Há 45 anos, em 1981, Almir Sater lançou Estradeiro (Continental), seu primeiro disco. Desde então, ele tem percorrido as estradas do Brasil levando os apurados sons de suas violas e as poesias de letras que falam da vida do homem do campo. Quando é possível, ele aparece nas telas como ator. Já são seis as novelas no currículo. A última delas foi a nova versão de Renascer (TV Globo, 2024), na qual interpretou o libanês Rachid.
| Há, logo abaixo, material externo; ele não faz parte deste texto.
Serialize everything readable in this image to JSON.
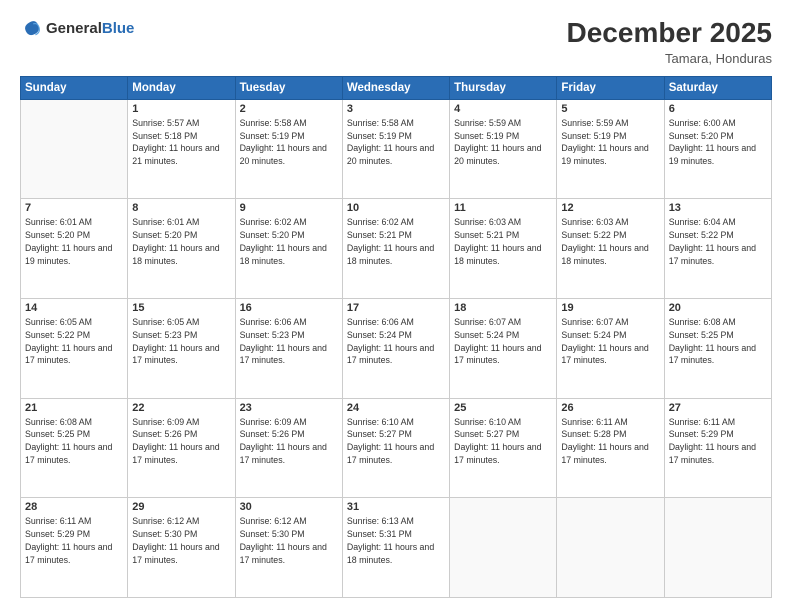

Apaixonado pelo Pantanal, o cantor passa alguns meses do ano em sua propriedade na região, engordando o gado com os olhos do dono, e outro período em sua casa na Serra da Cantareira, pertinho de São Paulo. No fim de 2025, Sater recebeu a Globo Rural em Londrina (PR), pouco antes de se apresentar em um projeto do Sesc Paraná, seu último compromisso na agenda antes de voltar à fazenda. Ele falou sobre suas origens, sobre felicidade, sobre planos para 2026 – e onças.
Assista ao vídeo e leia abaixo a entrevista completa.
Entrevista com Almir Sater
Globo Rural: Seu pai, Fuad Abdo Sater, tinha ascendência libanesa e nasceu no Paraguai. Sua mãe, Nair Melke Sater, era de Santos (SP), também de ascendência libanesa. Como aconteceu a união deles para que o Almir nascesse em Campo Grande?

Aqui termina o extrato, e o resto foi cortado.